Sunny days can be a huge inconvenience if you forget your sunglasses. But what about winter days? You may not realize it, but 80% of the sun’s rays are reflected off snow, which is far more than grass, sand and even water. UV damage to your eyes is accumulated over time, so putting sunglasses on your child early on can have a huge impact on the health of her eyes later in life. Here are some things you may not have known about the winter sun:
A type of photokeratitis, snow blindness occurs as a result of overexposure when the winter sun reflects off snow. In essence, it is a type of sunburn to the outer layer of the eye. The symptoms of snow blindness can be hard to spot, so it’s important to know what it looks like:
- Infants: Snow blindness in infants manifests as excessive blinking in conjunction with crankiness. Note that infants under 6 months should not be exposed to direct sunlight.
- Children: A child may start complaining that her eyes are “hurting,” may be sensitive to light, have dry, red eyes or difficulty blinking. These symptoms appear up to 12 hours after overexposure, but pain and a short period of blurred vision can arise later on.
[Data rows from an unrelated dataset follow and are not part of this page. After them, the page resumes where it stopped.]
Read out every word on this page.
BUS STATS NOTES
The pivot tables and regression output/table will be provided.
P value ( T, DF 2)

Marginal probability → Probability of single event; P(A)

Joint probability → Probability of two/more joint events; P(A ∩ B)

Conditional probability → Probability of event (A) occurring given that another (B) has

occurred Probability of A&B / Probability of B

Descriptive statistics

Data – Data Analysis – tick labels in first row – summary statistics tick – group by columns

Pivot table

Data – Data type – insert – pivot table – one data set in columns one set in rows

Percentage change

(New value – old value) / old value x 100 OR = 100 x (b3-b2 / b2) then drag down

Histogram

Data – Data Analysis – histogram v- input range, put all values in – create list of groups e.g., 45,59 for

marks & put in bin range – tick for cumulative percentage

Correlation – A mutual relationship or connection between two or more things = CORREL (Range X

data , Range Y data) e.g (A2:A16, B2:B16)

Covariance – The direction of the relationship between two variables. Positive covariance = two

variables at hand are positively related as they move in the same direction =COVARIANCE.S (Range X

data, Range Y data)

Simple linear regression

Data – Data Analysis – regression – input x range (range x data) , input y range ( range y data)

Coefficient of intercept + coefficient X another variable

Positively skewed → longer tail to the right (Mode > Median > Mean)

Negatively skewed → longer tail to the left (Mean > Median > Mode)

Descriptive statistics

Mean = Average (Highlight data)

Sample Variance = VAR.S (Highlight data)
Altitude increases radiation
Many families enjoy ski trips in winter months, but it’s important to remember that being in the mountains means you’re at an altitude that leaves you more vulnerable to radiation. The thinner atmosphere lets in a higher amount of UV than when you’re close to sea level.
The sun can still burn a child’s eyelids
Sunburn is still a possibility in winter months, so sunglasses and hats should still be worn when you plan to have long periods of time outdoors. The skin on your eyelids can be burned more easily than one may think, as it is thinner than the rest of your skin.
When buying sunglasses for your family, be sure you’re purchasing at least 99% UV-A/UV-B protection. The glasses should fit snugly and protect the entirety of the eye. If you’re able to, enlist the help of a pediatric ophthalmologist to recommend a pair of sunglasses that suits your child.